Ce qu'instaure la démocratie, par le biais du suffrage universel, c'est la tyrannie de l'opinion publique, ce tyran aux mains sales; l'égalité démocratique parce qu'elle nie toute singularité oblige à plaire à tout le monde, elle instaure l'aristocratie du cabaret qui oblige à faire la cour à la partie la plus déraisonnable de la population. Paradoxe de la démocratie qui tout en proclamant l'affranchissement de l'individu finit par nier le Moi au non d'un Moi collectif : Mais le gouvernement républicain, laissant une foule de droits aux citoyens, est obligé de leur imposer une foule d’obligations qui, pour ma part, me gêneraient fort. Pour ne pas avoir de mécompte, il faut bien comprendre que les droits de la république ne peuvent pas exister sans de nombreuses restrictions à la liberté individuelle. Aux États-Unis d’Amérique, je nomme le roi, je nomme le commissaire de police, je nomme le balayeur de ma rue ; mais si je marche trop vite le dimanche, je suis déshonoré ; on suppose que je marche pour me donner le plaisir de la promenade, et non pour aller au temple. En un mot, il faut avant tout, que je déplaise à aucun des ouvriers qui occupent des boutiques dans ma rue. Le peuple au pouvoir devient dans cette optique tout le pouvoir donné au peuple, de sujet je deviens esclave. Comment ne pas penser à Tocqueville lorsqu'il déclare : L’unité, l’ubiquité, l’omnipotence du pouvoir social, l’uniformité de ses règles, forment le trait saillant qui caractérise tous les systèmes politiques enfantés de nos jours. On les retrouve au fond des plus bizarres utopies.
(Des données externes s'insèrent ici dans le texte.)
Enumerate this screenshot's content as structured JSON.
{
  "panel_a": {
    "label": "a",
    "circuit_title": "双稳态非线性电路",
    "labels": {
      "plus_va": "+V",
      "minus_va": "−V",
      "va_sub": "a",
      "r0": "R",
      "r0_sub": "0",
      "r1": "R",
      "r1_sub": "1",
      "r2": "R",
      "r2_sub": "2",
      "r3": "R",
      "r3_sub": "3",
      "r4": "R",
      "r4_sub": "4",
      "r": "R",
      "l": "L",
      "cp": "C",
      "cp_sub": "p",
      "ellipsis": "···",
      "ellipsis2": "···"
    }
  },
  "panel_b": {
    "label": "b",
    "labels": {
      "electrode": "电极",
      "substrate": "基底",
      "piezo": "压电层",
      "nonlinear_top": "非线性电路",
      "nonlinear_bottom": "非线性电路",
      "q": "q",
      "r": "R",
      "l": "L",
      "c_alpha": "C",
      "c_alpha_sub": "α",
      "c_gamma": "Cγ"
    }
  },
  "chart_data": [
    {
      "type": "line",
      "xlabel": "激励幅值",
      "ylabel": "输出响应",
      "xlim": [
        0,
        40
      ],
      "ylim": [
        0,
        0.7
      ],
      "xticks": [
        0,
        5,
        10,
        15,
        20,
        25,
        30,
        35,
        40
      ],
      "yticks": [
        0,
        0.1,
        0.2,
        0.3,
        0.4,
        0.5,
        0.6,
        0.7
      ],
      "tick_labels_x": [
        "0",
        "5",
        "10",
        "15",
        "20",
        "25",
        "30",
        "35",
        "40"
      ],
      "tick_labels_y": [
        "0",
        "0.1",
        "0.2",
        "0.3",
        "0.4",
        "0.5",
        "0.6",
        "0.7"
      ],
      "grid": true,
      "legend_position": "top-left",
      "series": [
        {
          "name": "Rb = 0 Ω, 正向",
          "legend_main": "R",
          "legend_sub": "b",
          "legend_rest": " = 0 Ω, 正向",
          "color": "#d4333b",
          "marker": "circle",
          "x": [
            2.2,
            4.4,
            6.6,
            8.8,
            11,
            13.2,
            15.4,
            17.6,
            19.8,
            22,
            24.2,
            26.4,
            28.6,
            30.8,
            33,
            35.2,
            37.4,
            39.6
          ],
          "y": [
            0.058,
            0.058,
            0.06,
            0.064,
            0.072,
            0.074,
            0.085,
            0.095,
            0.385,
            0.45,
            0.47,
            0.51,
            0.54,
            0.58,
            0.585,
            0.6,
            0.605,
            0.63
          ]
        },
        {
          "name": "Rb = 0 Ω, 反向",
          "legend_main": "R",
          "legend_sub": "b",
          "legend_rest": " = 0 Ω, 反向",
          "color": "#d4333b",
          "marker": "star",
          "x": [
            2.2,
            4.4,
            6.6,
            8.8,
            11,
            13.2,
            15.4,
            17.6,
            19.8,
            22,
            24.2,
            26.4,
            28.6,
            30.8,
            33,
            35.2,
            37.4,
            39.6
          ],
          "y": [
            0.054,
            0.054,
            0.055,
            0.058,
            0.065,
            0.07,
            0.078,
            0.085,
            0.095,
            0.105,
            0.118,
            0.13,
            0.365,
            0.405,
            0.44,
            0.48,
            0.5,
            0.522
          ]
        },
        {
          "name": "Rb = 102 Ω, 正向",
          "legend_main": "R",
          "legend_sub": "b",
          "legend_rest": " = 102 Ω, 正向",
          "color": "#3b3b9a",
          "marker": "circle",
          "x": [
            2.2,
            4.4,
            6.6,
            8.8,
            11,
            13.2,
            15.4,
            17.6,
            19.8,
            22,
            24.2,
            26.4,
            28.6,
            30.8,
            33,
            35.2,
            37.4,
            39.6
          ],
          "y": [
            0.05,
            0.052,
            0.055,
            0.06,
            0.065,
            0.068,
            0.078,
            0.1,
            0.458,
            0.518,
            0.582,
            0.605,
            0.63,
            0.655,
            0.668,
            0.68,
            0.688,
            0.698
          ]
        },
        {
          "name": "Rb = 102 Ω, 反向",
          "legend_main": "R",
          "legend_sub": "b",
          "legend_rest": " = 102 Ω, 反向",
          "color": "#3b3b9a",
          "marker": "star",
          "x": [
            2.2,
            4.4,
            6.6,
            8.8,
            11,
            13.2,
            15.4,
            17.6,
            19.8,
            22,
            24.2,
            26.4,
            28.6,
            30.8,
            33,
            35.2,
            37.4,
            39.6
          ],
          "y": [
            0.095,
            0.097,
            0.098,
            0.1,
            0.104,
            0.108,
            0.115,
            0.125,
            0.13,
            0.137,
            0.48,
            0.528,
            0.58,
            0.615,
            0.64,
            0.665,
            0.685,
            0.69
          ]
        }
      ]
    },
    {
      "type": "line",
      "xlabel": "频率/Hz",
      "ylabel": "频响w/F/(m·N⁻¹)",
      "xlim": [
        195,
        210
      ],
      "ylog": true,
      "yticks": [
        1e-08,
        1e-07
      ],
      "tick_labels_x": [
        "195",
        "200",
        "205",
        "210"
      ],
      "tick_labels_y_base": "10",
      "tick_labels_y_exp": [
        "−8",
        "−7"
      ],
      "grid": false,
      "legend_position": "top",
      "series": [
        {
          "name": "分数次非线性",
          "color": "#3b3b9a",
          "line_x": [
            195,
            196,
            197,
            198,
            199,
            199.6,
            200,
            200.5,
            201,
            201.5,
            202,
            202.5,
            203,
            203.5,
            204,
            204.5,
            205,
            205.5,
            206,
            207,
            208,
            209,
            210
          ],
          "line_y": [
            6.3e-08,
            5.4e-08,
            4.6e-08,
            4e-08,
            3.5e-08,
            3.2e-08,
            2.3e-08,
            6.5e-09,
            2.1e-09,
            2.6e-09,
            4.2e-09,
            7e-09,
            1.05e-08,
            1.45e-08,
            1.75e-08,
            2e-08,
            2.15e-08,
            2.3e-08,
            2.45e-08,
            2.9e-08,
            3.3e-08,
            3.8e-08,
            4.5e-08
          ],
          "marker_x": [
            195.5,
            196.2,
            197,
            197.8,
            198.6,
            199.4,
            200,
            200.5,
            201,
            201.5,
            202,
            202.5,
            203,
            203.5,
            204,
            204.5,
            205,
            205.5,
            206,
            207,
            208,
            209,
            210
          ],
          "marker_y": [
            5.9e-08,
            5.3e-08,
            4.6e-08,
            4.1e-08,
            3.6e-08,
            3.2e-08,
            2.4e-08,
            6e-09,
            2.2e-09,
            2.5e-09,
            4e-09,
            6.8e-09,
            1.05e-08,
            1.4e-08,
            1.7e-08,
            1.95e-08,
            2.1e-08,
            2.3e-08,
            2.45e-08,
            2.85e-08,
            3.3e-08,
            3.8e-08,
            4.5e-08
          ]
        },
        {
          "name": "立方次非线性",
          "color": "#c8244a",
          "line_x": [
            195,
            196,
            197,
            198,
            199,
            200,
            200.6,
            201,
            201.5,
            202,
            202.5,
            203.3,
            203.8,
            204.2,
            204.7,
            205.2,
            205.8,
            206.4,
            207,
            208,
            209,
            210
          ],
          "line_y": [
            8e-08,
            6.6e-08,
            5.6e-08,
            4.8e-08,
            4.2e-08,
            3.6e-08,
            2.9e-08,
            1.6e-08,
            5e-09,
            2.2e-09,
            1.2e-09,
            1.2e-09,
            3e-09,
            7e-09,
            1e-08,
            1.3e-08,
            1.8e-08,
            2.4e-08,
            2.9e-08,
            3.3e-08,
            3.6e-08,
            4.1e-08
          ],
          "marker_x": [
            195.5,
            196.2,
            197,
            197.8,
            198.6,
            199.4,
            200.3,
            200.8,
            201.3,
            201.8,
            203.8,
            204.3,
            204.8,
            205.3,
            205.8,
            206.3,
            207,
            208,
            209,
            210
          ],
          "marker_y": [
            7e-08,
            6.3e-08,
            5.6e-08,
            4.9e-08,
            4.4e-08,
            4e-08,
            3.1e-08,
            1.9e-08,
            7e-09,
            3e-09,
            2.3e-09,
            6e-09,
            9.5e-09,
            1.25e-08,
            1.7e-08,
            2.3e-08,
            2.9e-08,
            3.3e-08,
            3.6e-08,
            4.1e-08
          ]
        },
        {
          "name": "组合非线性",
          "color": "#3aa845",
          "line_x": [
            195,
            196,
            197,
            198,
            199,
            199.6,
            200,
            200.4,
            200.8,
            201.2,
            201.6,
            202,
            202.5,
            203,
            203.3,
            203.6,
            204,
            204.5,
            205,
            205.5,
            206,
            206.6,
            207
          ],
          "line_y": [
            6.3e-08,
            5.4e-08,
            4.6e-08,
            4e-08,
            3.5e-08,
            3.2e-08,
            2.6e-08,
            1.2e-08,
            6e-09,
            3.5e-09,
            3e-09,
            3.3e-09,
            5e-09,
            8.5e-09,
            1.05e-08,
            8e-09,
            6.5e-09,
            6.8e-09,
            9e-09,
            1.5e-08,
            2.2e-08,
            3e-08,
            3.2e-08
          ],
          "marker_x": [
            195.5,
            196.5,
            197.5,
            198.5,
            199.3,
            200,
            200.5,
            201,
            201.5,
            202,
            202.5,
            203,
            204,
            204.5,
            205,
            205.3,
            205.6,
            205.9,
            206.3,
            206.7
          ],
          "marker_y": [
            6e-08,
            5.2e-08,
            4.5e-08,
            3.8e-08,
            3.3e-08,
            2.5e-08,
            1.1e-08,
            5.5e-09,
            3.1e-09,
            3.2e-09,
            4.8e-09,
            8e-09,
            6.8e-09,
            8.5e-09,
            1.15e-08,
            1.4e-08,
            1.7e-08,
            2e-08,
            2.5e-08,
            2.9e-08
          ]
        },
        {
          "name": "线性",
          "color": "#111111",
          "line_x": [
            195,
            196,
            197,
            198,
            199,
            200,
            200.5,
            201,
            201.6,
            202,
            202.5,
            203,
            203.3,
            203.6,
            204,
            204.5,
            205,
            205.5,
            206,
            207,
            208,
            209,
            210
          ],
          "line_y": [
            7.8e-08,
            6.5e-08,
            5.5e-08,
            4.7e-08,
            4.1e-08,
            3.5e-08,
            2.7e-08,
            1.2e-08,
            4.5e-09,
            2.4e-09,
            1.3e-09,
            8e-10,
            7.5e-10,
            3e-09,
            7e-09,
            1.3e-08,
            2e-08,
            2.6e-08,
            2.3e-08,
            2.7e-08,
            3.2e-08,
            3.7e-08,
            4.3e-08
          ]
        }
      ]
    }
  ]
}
C'est au nom de la liberté - Je ne respirais que révolte, tout ce qui était tyrannie me révoltait, je n’aimais pas le pouvoir.- que Stendhal condamne la liberté démocratique

Il ne s'agit pas cependant de faire de Stendhal une sorte d'anarchiste avant la lettre, niant toute réalité, toute nécessité d'une politique mais la politique à mettre en place est une politique à minima, c'est celle du passage à l'acte du moi selon la formule de M.Crouzet. Dans une lettre du 21 avril 1885 adressée à sa sœur, Stendhal écrit : On agit dans le monde pour deux choses. 1) Ou pour donner carrière à sa passion, la débonder, la sfogarer comme disent les italiens... 2) Ou bien, on agit pour porter les autres hommes, ou un autre homme, à faire telle action que nous croyons bonnes à nos intérêts... Tout le jeu étant, par la feinte, de mettre en place la première proposition par l'application de la deuxième, d'où l'impératif suivant :Il faut donc n'estimer le public que ce qu'il vaut, mais en même temps l'estimer ce qu'il vaut. Prendre le monde tel qu'il est, du bon coté et ne pas faire comme ce philosophe chagrin qui, fendant une racine de noyer au milieu de la cour, s’efforcerait tout le matin de faire entrer son coin par le gros bout, ne parviendrait qu’à casser sa masse et, sur les midi, dégoûté de ses efforts, irait pleurer dans un coin de la cour ; bientôt il s’exalterait la tête, se mettrait à croire qu’il y a de l’honneur à être malheureux et, de suite, qu’il est excessivement malheureux. Ne pas devenir un de ces ennuyés ennuyeux. Ce dont Stendhal fait l'éloge ici, c'est de la société de cour avec ses complots et ses cabales. Comment concilier un tel éloge avec l'histoire qui marche ? En prônant un gouvernement, puisque que tout gouvernement est un mal qui préserve d'un mal plus grand (celui de la lutte des égo, de l'asservissement qui en résulte), un gouvernement donc qui fait le moins de mal aux gouvernés, et leur assure le mieux la sureté sur la grande route, et la justice quand ils prennent envie de se chamailler entre eux. De plus, il les amuse par la garde nationale et les bonnets à poil. Bref une constitution, les deux chambres,un roi ou un président, la liberté de la presse, la justice et la liberté. Il convient aussi de se méfier de ces êtres étranges qui veulent à tout prix faire votre bonheur, l'Histoire est passée par là : Si les républicains viennent au pouvoir, ils y arriverons, je crois, avec des intentions raisonnables, mais bientôt ils se mettraient en colère, et voudraient régénérer dira Lucien Leuwen.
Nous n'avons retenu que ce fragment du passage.